I was fairly short by Earth standards, only five-foot four, but I had nice proportions, or so I'd been told while naked and sweaty in some man's room. "I'm sure it is," I said,trying to imagine the view from the moon. "But I'm gunning for the ultimate biosphere--Earth."

"The moon would get you closer."

"But not close enough. Nowhere to work, and no ships to hitch onto."

He leaned back and rubbed his chin. "There's mine."

"Will you take me to Earth?" My drink, a Uranus mai tai, was beginning to take effect, softening the stark strobe lights from the dance floor, as well as making the stool I sat on seem a bit wobbly.

"Will you fuck me during the whole trip?"

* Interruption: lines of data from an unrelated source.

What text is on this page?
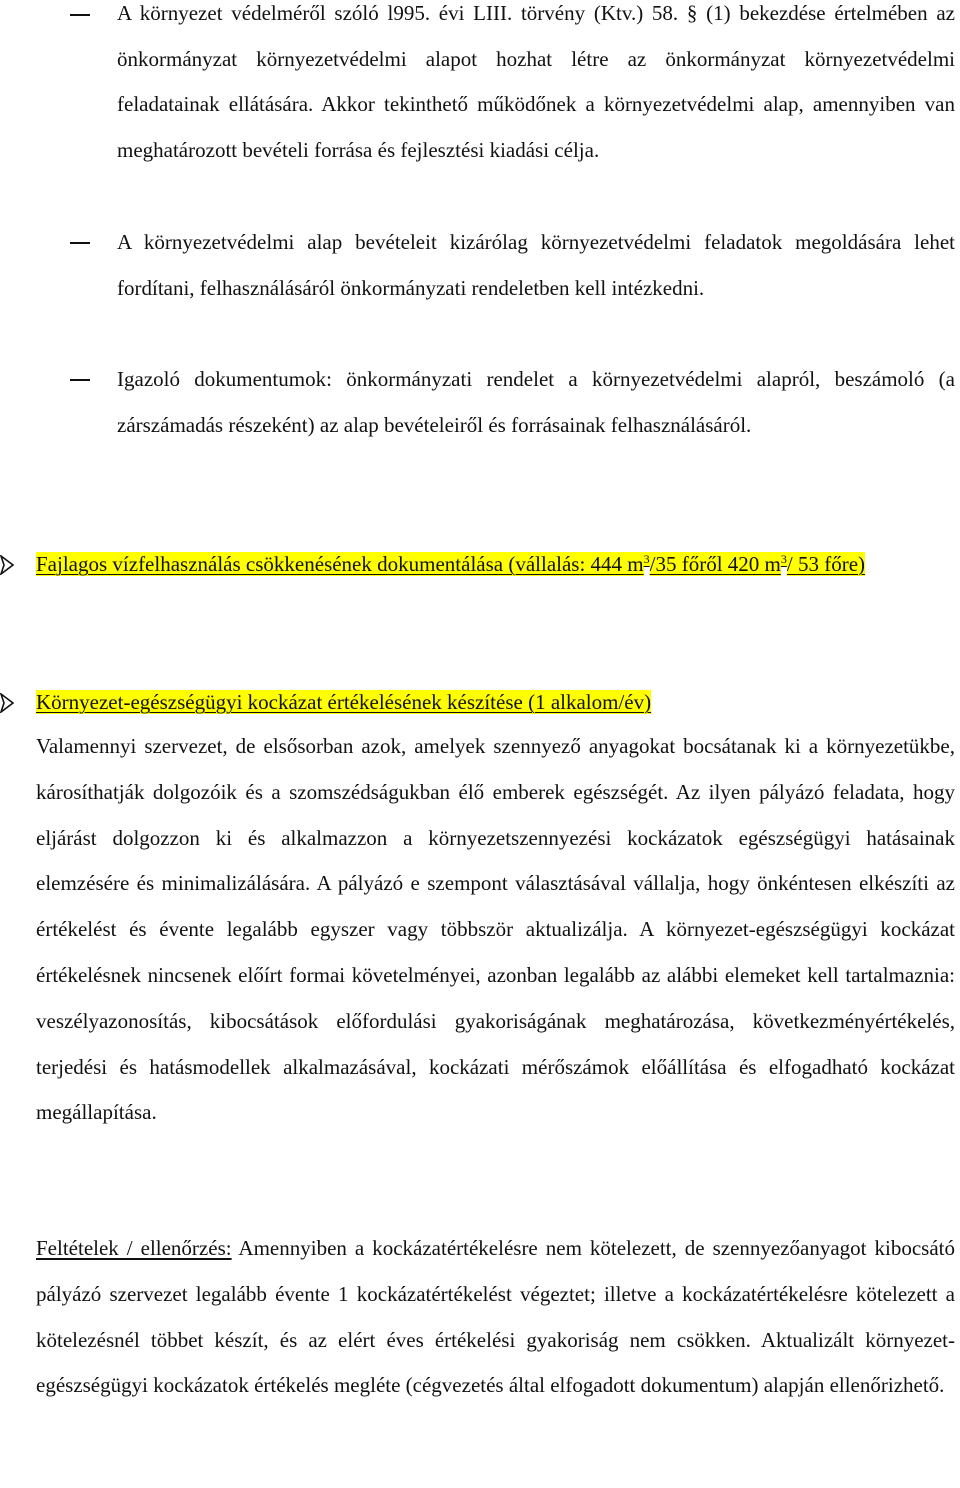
A környezet védelméről szóló l995. évi LIII. törvény (Ktv.) 58. § (1) bekezdése értelmében az önkormányzat környezetvédelmi alapot hozhat létre az önkormányzat környezetvédelmi feladatainak ellátására. Akkor tekinthető működőnek a környezetvédelmi alap, amennyiben van meghatározott bevételi forrása és fejlesztési kiadási célja.
A környezetvédelmi alap bevételeit kizárólag környezetvédelmi feladatok megoldására lehet fordítani, felhasználásáról önkormányzati rendeletben kell intézkedni.
Igazoló dokumentumok: önkormányzati rendelet a környezetvédelmi alapról, beszámoló (a zárszámadás részeként) az alap bevételeiről és forrásainak felhasználásáról.
Fajlagos vízfelhasználás csökkenésének dokumentálása (vállalás: 444 $m^3/35$ főről 420 $m^3/$ 53 főre)
Környezet-egészségügyi kockázat értékelésének készítése (1 alkalom/év)
Valamennyi szervezet, de elsősorban azok, amelyek szennyező anyagokat bocsátanak ki a környezetükbe, károsíthatják dolgozóik és a szomszédságukban élő emberek egészségét. Az ilyen pályázó feladata, hogy eljárást dolgozzon ki és alkalmazzon a környezetszennyezési kockázatok egészségügyi hatásainak elemzésére és minimalizálására. A pályázó e szempont választásával vállalja, hogy önkéntesen elkészíti az értékelést és évente legalább egyszer vagy többször aktualizálja. A környezet-egészségügyi kockázat értékelésnek nincsenek előírt formai követelményei, azonban legalább az alábbi elemeket kell tartalmaznia: veszélyazonosítás, kibocsátások előfordulási gyakoriságának meghatározása, következményértékelés, terjedési és hatásmodellek alkalmazásával, kockázati mérőszámok előállítása és elfogadható kockázat megállapítása.
Feltételek / ellenőrzés: Amennyiben a kockázatértékelésre nem kötelezett, de szennyezőanyagot kibocsátó pályázó szervezet legalább évente 1 kockázatértékelést végeztet; illetve a kockázatértékelésre kötelezett a kötelezésnél többet készít, és az elért éves értékelési gyakoriság nem csökken. Aktualizált környezet-egészségügyi kockázatok értékelés megléte (cégvezetés által elfogadott dokumentum) alapján ellenőrizhető.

I sat back quickly, nearly tipping over. Whoa! Move fast much, bud? But I liked his plain speaking. No games. He was clear about what he wanted. Like me. But did I want to whore myself for a ride? I'd done worse, of course, or I'd still be on Earth living the peachy life with real air instead of pumped-in oxygen. And honestly, would I be a true Jezebel if I was enjoying myself? I closed my eyes and tried to remember the smell of a freshly plucked dandelion. I couldn't. That disturbed me more than sex as trade ever could.

I decided to caress his boner under the bar to keep his interest while I thought fast. He purred; men are so predictable. I could scan his credentials at my fuel station to make sure he was legit, but that was no assurance that he'd keep his promises. Besides, wasn't it worth the risk to get off this planet and back to civilization? Damn straight.

"Thanks, lass," he said, totally distracted by my long, steady strokes. He had a big cock, and from what I could tell via the tips of my fingers, one that would feel so good inside of me. I gripped his balls through the shimmery, slippery fabric of his pants, then slid my palm upwards to the tip of his shaft. He smiled.

I sighed. "Why aren't you a hero who'd take me to Earth and not touch a hair on my body?"

"If you shave for me, I promise not to touch a hair, just a breast or two and a clit and some skin."

My nipples responded, tingling. There's more to learn here. Like why this kind of talk turned me on. Maybe I wouldn't be attracted to a true hero, anyway. I needed someone rough and tumble and coarse-shaven, whose chin would scrape my thighs as he lapped my juices and tongued my clit. Yeah, that's my kind of hero. Forget the mushy professions of love. Give me the big O.

But my heart felt hollow, as it had ever since I'd been strapped into that Earth rocket and shot into exile.

The man from the moon leaned closer to whisper in my ear. "I could give you an orgasm every night while you cream and scream, all during those long, glorious months traveling back to Earth."

Evidence of my arousal dampened my panties. My nipples became taut soldiers. Maybe trading my body for a ride would kill two birds with one stone. Get me off and get me home.

It crossed my mind that maybe I was still wanted on Earth. Maybe going home wasn't such a good idea, but I pushed that thought aside. I could hide out in the Amazon or Nepal, if worse came to worst. I remembered the fresh taste of lobster and the smell of a true ocean, not a virtual one.

Just as I was about to offer my hand on the deal, a bio-engineered woman walked up and placed her hand on Moon Guy's shoulder.